Era a hora d’eu usar isso aqui para passar alguma mensagem. Caso eu me perda pelo mundo, caso eu seja preso numa prisão cigana no meio do nada, caso eu morra… não sei. São várias as chances d’eu precisar me comunicar com os poucos que se importam e tu fazes parte deste grupo nada seleto, mas pequeno. Um dia estava na tua casa e alguém ligou. Percebi que querias privacidade e me ausentei por alguns momentos. Subi as escadas e fui ao banheiro, tão conhecido meu – tantos banhos eu tomei na tua casa, não?
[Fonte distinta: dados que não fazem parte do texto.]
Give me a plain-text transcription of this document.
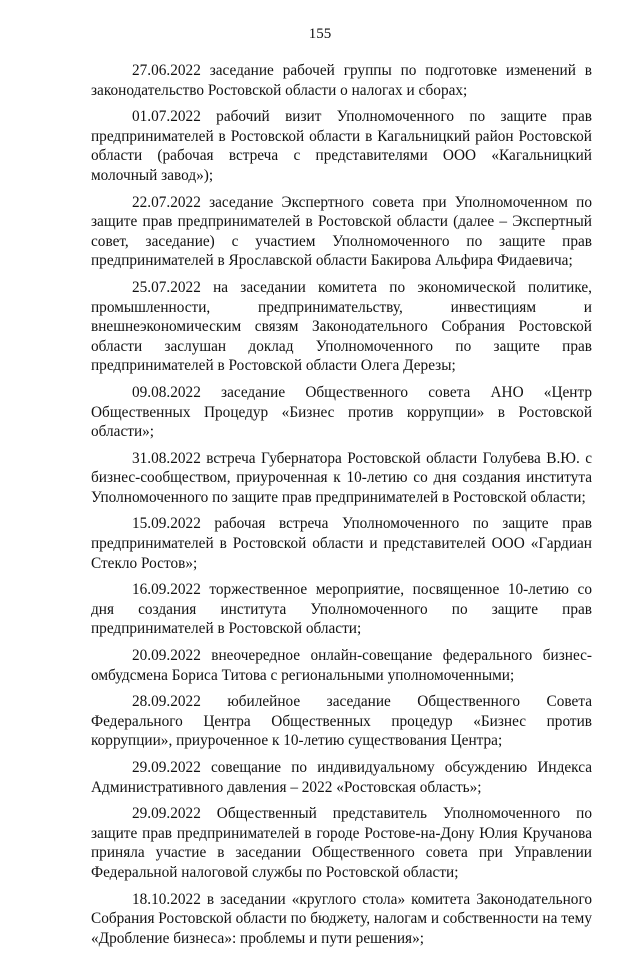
155

27.06.2022 заседание рабочей группы по подготовке изменений в законодательство Ростовской области о налогах и сборах;

01.07.2022 рабочий визит Уполномоченного по защите прав предпринимателей в Ростовской области в Кагальницкий район Ростовской области (рабочая встреча с представителями ООО «Кагальницкий молочный завод»);

22.07.2022 заседание Экспертного совета при Уполномоченном по защите прав предпринимателей в Ростовской области (далее – Экспертный совет, заседание) с участием Уполномоченного по защите прав предпринимателей в Ярославской области Бакирова Альфира Фидаевича;

25.07.2022 на заседании комитета по экономической политике, промышленности, предпринимательству, инвестициям и внешнеэкономическим связям Законодательного Собрания Ростовской области заслушан доклад Уполномоченного по защите прав предпринимателей в Ростовской области Олега Дерезы;

09.08.2022 заседание Общественного совета АНО «Центр Общественных Процедур «Бизнес против коррупции» в Ростовской области»;

31.08.2022 встреча Губернатора Ростовской области Голубева В.Ю. с бизнес-сообществом, приуроченная к 10-летию со дня создания института Уполномоченного по защите прав предпринимателей в Ростовской области;

15.09.2022 рабочая встреча Уполномоченного по защите прав предпринимателей в Ростовской области и представителей ООО «Гардиан Стекло Ростов»;

16.09.2022 торжественное мероприятие, посвященное 10-летию со дня создания института Уполномоченного по защите прав предпринимателей в Ростовской области;

20.09.2022 внеочередное онлайн-совещание федерального бизнес-омбудсмена Бориса Титова с региональными уполномоченными;

28.09.2022 юбилейное заседание Общественного Совета Федерального Центра Общественных процедур «Бизнес против коррупции», приуроченное к 10-летию существования Центра;

29.09.2022 совещание по индивидуальному обсуждению Индекса Административного давления – 2022 «Ростовская область»;

29.09.2022 Общественный представитель Уполномоченного по защите прав предпринимателей в городе Ростове-на-Дону Юлия Кручанова приняла участие в заседании Общественного совета при Управлении Федеральной налоговой службы по Ростовской области;

18.10.2022 в заседании «круглого стола» комитета Законодательного Собрания Ростовской области по бюджету, налогам и собственности на тему «Дробление бизнеса»: проблемы и пути решения»;
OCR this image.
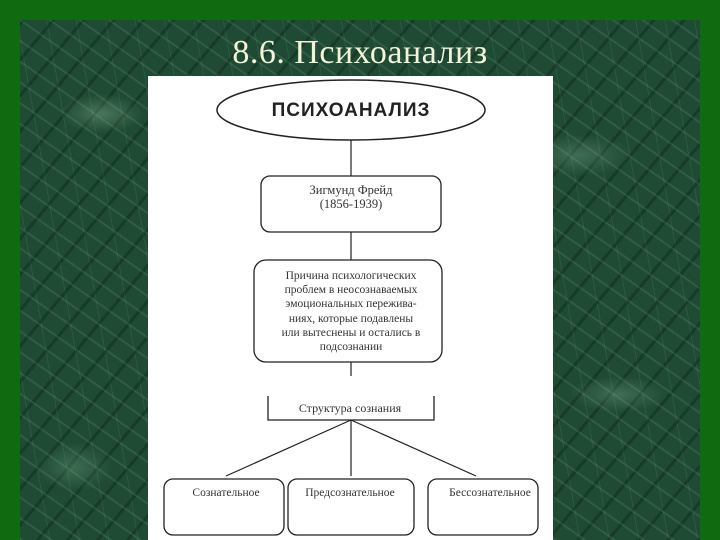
8.6. Психоанализ
ПСИХОАНАЛИЗ
Зигмунд Фрейд
(1856-1939)
Причина психологических
проблем в неосознаваемых
эмоциональных пережива-
ниях, которые подавлены
или вытеснены и остались в
подсознании
Структура сознания
Сознательное	Предсознательное	Бессознательное
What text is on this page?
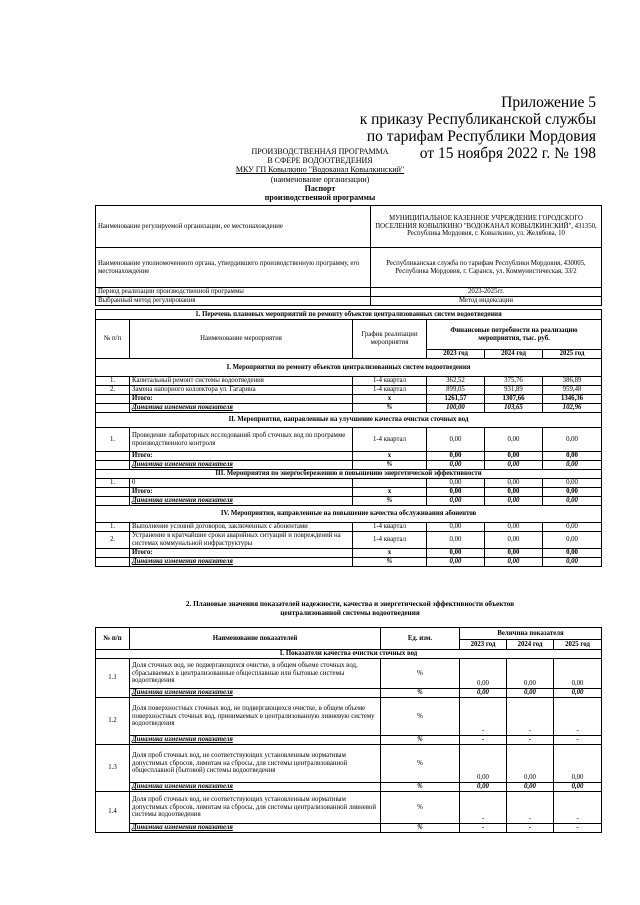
Приложение 5
к приказу Республиканской службы
по тарифам Республики Мордовия
от 15 ноября 2022 г. № 198
ПРОИЗВОДСТВЕННАЯ ПРОГРАММА
В СФЕРЕ ВОДООТВЕДЕНИЯ
МКУ ГП Ковылкино "Водоканал Ковылкинский"
(наименование организации)
Паспорт
производственной программы
Наименование регулируемой организации, ее местонахождение	МУНИЦИПАЛЬНОЕ КАЗЕННОЕ УЧРЕЖДЕНИЕ ГОРОДСКОГО ПОСЕЛЕНИЯ КОВЫЛКИНО "ВОДОКАНАЛ КОВЫЛКИНСКИЙ", 431350, Республика Мордовия, г. Ковылкино, ул. Желябова, 10
Наименование уполномоченного органа, утвердившего производственную программу, его местонахождение	Республиканская служба по тарифам Республики Мордовия, 430005, Республика Мордовия, г. Саранск, ул. Коммунистическая, 33/2
Период реализации производственной программы	2023-2025гг.
Выбранный метод регулирования	Метод индексации
1. Перечень плановых мероприятий по ремонту объектов централизованных систем водоотведения					
№ п/п	Наименование мероприятия	График реализации мероприятия	Финансовые потребности на реализацию мероприятия, тыс. руб.		
			2023 год	2024 год	2025 год
I. Мероприятия по ремонту объектов централизованных систем водоотведения					
1.	Капитальный ремонт системы водоотведения	1-4 квартал	362,52	375,76	386,89
2.	Замена напорного коллектора ул. Гагарина	1-4 квартал	899,05	931,89	959,48
	Итого:	х	1261,57	1307,66	1346,36
	Динамика изменения показателя	%	100,00	103,65	102,96
II. Мероприятия, направленные на улучшение качества очистки сточных вод					
1.	Проведение лабораторных исследований проб сточных вод по программе производственного контроля	1-4 квартал	0,00	0,00	0,00
	Итого:	х	0,00	0,00	0,00
	Динамика изменения показателя	%	0,00	0,00	0,00
III. Мероприятия по энергосбережению и повышению энергетической эффективности					
1.	0		0,00	0,00	0,00
	Итого:	х	0,00	0,00	0,00
	Динамика изменения показателя	%	0,00	0,00	0,00
IV. Мероприятия, направленные на повышение качества обслуживания абонентов					
1.	Выполнение условий договоров, заключенных с абонентами	1-4 квартал	0,00	0,00	0,00
2.	Устранение в кратчайшие сроки аварийных ситуаций и повреждений на системах коммунальной инфраструктуры	1-4 квартал	0,00	0,00	0,00
	Итого:	х	0,00	0,00	0,00
	Динамика изменения показателя	%	0,00	0,00	0,00
2. Плановые значения показателей надежности, качества и энергетической эффективности объектов централизованной системы водоотведения
№ п/п	Наименование показателей	Ед. изм.	Величина показателя		
			2023 год	2024 год	2025 год
I. Показатели качества очистки сточных вод					
1.1	Доля сточных вод, не подвергающихся очистке, в общем объеме сточных вод, сбрасываемых в централизованные общесплавные или бытовые системы водоотведения	%	0,00	0,00	0,00
	Динамика изменения показателя	%	0,00	0,00	0,00
1.2	Доля поверхностных сточных вод, не подвергающихся очистке, в общем объеме поверхностных сточных вод, принимаемых в централизованную ливневую систему водоотведения	%	-	-	-
	Динамика изменения показателя	%	-	-	-
1.3	Доля проб сточных вод, не соответствующих установленным нормативам допустимых сбросов, лимитам на сбросы, для системы централизованной общесплавной (бытовой) системы водоотведения	%	0,00	0,00	0,00
	Динамика изменения показателя	%	0,00	0,00	0,00
1.4	Доля проб сточных вод, не соответствующих установленным нормативам допустимых сбросов, лимитам на сбросы, для системы централизованной ливневой системы водоотведения	%	-	-	-
	Динамика изменения показателя	%	-	-	-
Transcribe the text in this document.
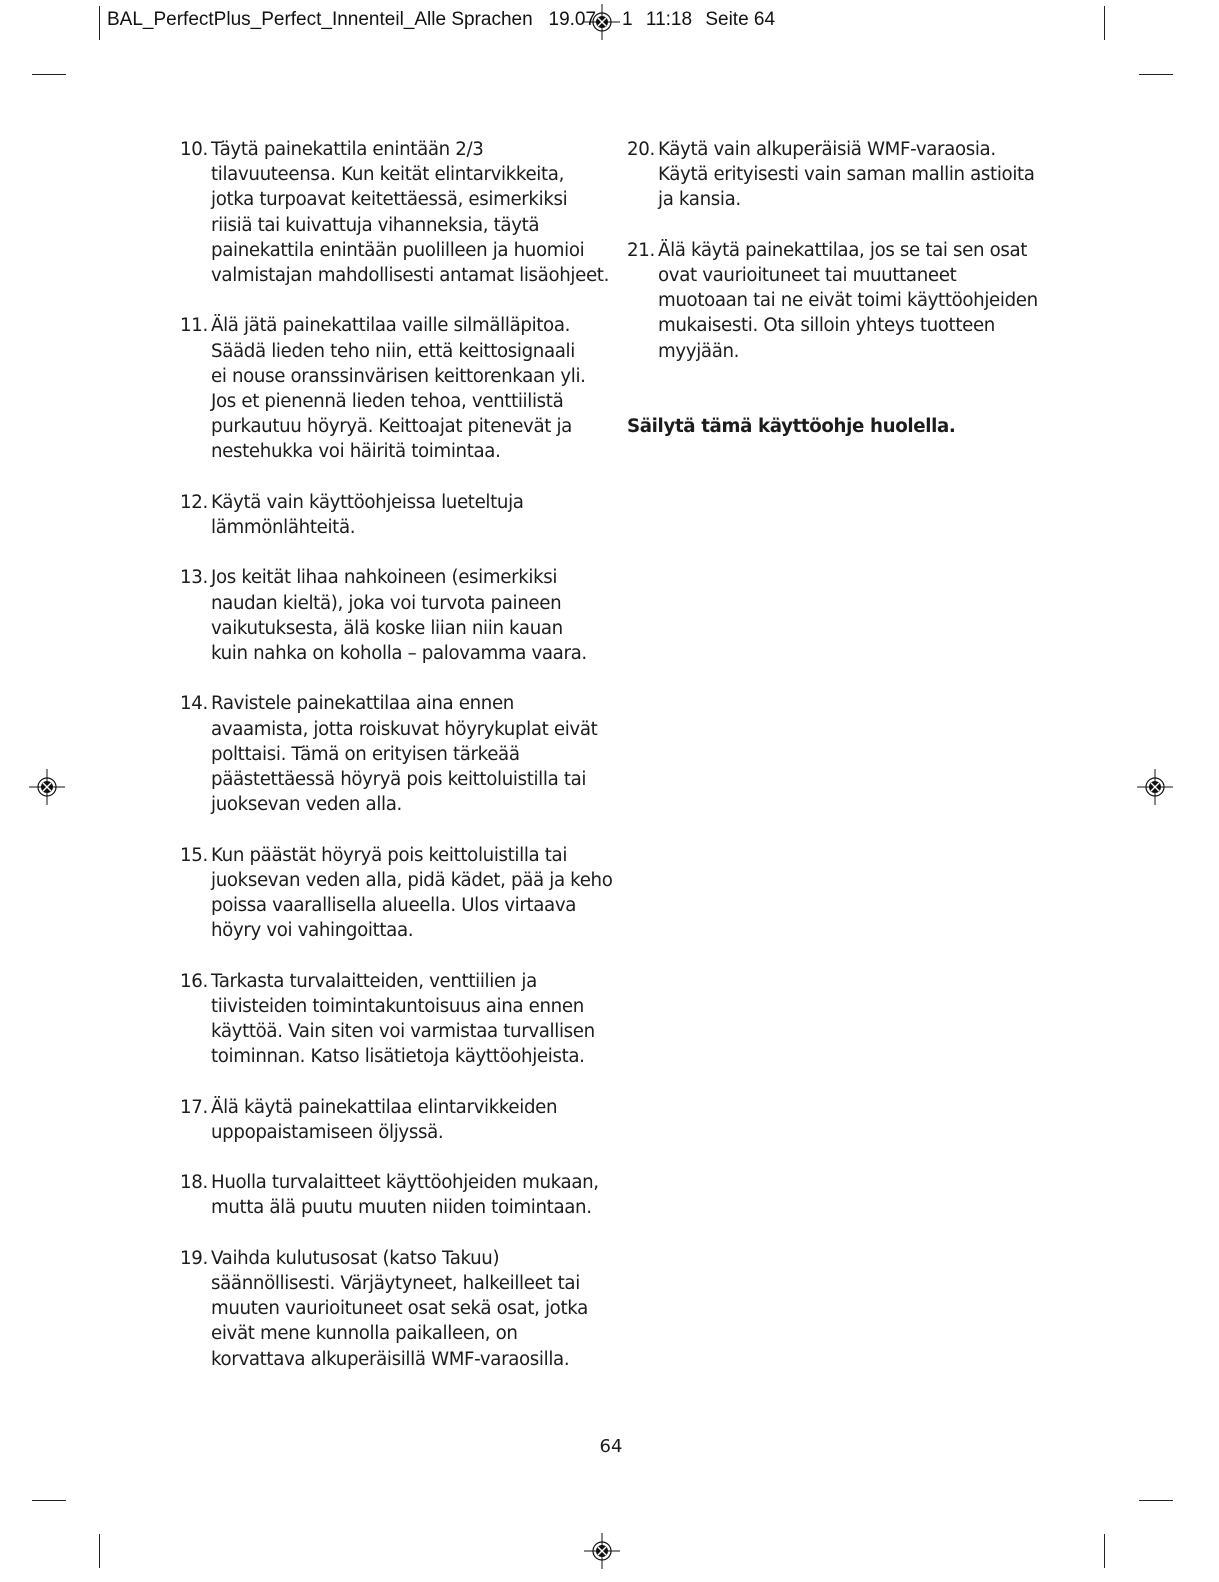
BAL_PerfectPlus_Perfect_Innenteil_Alle Sprachen 19.07 1 11:18 Seite 64
10. Täytä painekattila enintään 2/3
tilavuuteensa. Kun keität elintarvikkeita,
jotka turpoavat keitettäessä, esimerkiksi
riisiä tai kuivattuja vihanneksia, täytä
painekattila enintään puolilleen ja huomioi
valmistajan mahdollisesti antamat lisäohjeet.
11. Älä jätä painekattilaa vaille silmälläpitoa.
Säädä lieden teho niin, että keittosignaali
ei nouse oranssinvärisen keittorenkaan yli.
Jos et pienennä lieden tehoa, venttiilistä
purkautuu höyryä. Keittoajat pitenevät ja
nestehukka voi häiritä toimintaa.
12. Käytä vain käyttöohjeissa lueteltuja
lämmönlähteitä.
13. Jos keität lihaa nahkoineen (esimerkiksi
naudan kieltä), joka voi turvota paineen
vaikutuksesta, älä koske liian niin kauan
kuin nahka on koholla – palovamma vaara.
14. Ravistele painekattilaa aina ennen
avaamista, jotta roiskuvat höyrykuplat eivät
polttaisi. Tämä on erityisen tärkeää
päästettäessä höyryä pois keittoluistilla tai
juoksevan veden alla.
15. Kun päästät höyryä pois keittoluistilla tai
juoksevan veden alla, pidä kädet, pää ja keho
poissa vaarallisella alueella. Ulos virtaava
höyry voi vahingoittaa.
16. Tarkasta turvalaitteiden, venttiilien ja
tiivisteiden toimintakuntoisuus aina ennen
käyttöä. Vain siten voi varmistaa turvallisen
toiminnan. Katso lisätietoja käyttöohjeista.
17. Älä käytä painekattilaa elintarvikkeiden
uppopaistamiseen öljyssä.
18. Huolla turvalaitteet käyttöohjeiden mukaan,
mutta älä puutu muuten niiden toimintaan.
19. Vaihda kulutusosat (katso Takuu)
säännöllisesti. Värjäytyneet, halkeilleet tai
muuten vaurioituneet osat sekä osat, jotka
eivät mene kunnolla paikalleen, on
korvattava alkuperäisillä WMF-varaosilla.
20. Käytä vain alkuperäisiä WMF-varaosia.
Käytä erityisesti vain saman mallin astioita
ja kansia.
21. Älä käytä painekattilaa, jos se tai sen osat
ovat vaurioituneet tai muuttaneet
muotoaan tai ne eivät toimi käyttöohjeiden
mukaisesti. Ota silloin yhteys tuotteen
myyjään.
Säilytä tämä käyttöohje huolella.
64
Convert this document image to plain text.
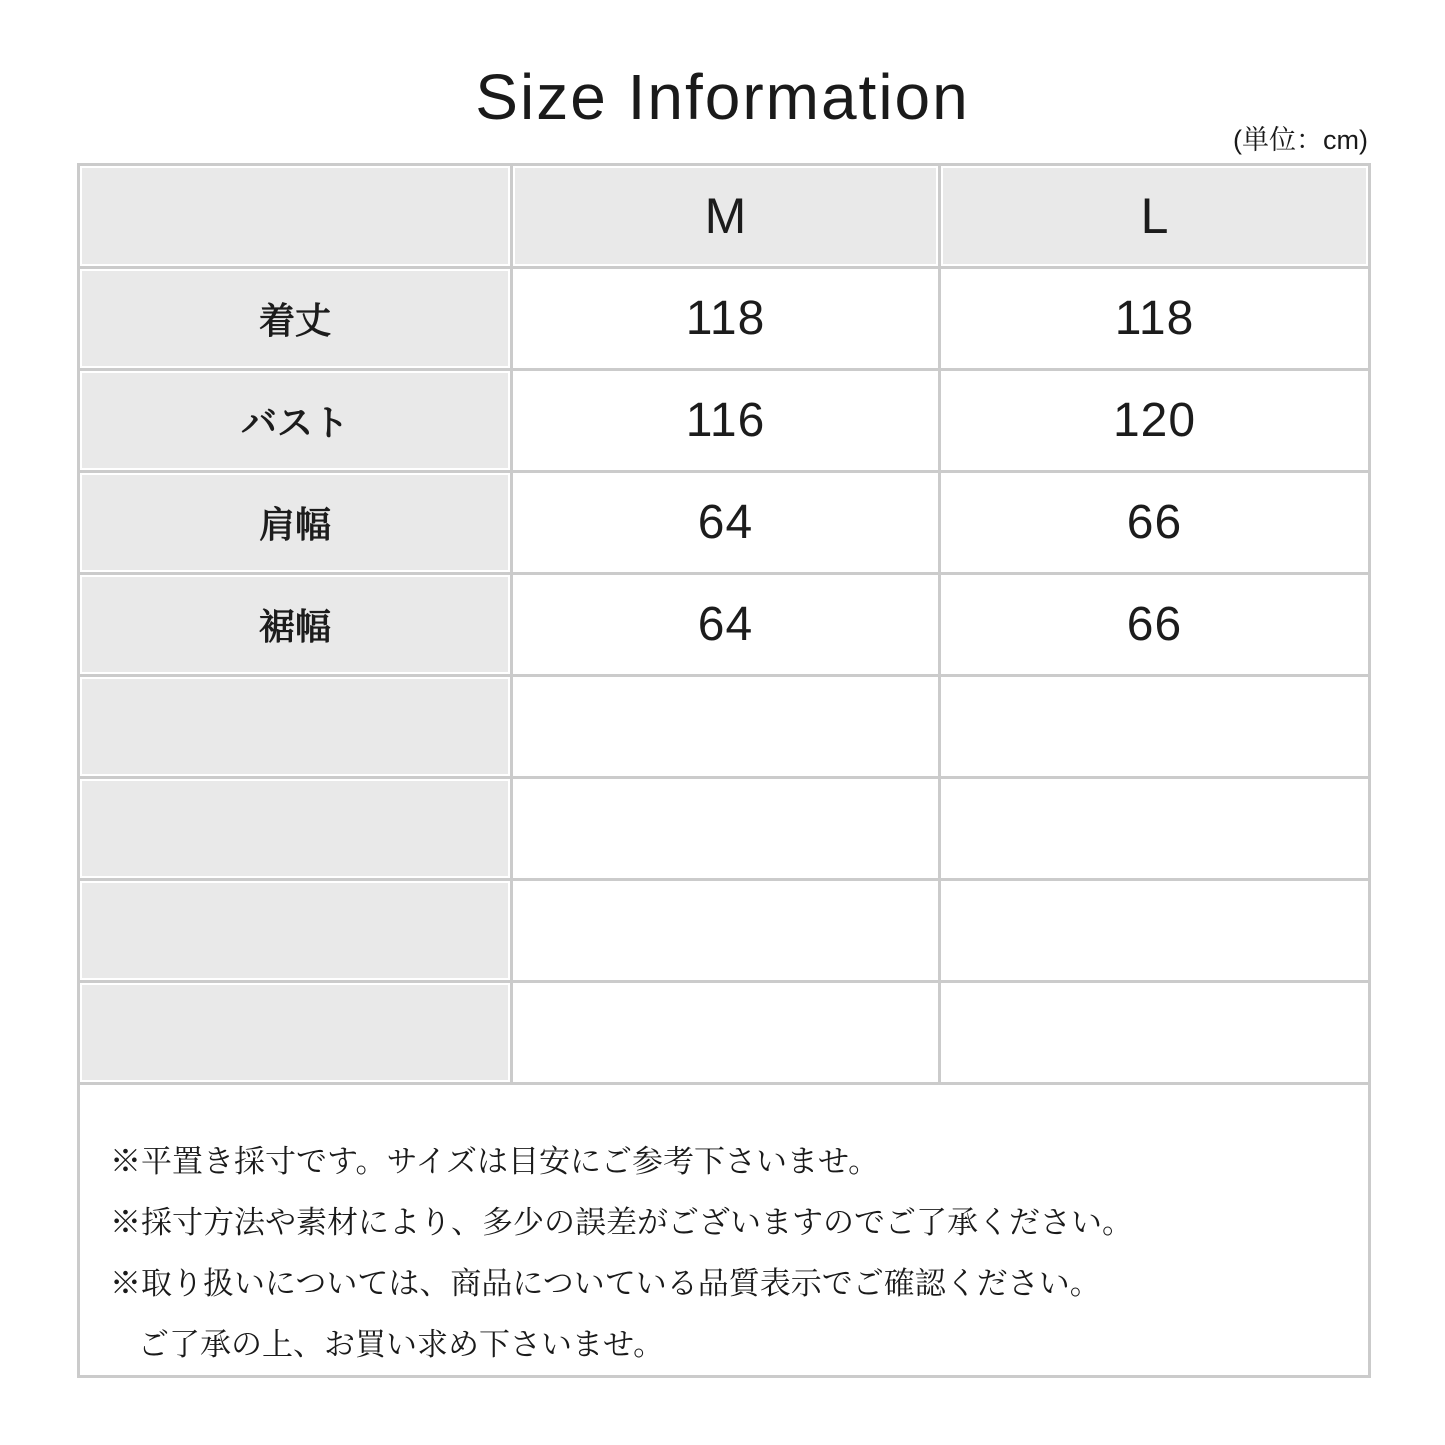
Size Information
(単位：cm)
	M	L
着丈	118	118
バスト	116	120
肩幅	64	66
裾幅	64	66

※平置き採寸です。サイズは目安にご参考下さいませ。
※採寸方法や素材により、多少の誤差がございますのでご了承ください。
※取り扱いについては、商品についている品質表示でご確認ください。
ご了承の上、お買い求め下さいませ。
Eis que me apoio na pia e olho com cansaço para o espelho, vejo um sujeito com olheiras e um belo topete. Vejo outra coisa ao desviar o meu olhar desse sujeito que se parece tanto com o meu passado, um vidro de remédio encomendado. E é neste momento que eu tive a idéia que me salvou a vida naquele agosto tão quente. Num rótulo de remédio eu escrevi todos os códigos que precisavas para suceder na tua empreitada. Mandei-te de Londres e ninguém desconfiou, nem a alfândega, nem a tua governanta, nem o teu marido. Talvez eu use este meio para falar contigo. Talvez eu já o faça há décadas. Talvez eu nunca mais precise, pois quanto me olhas nos olhos não vês o meu passado, mas o meu futuro, e contigo.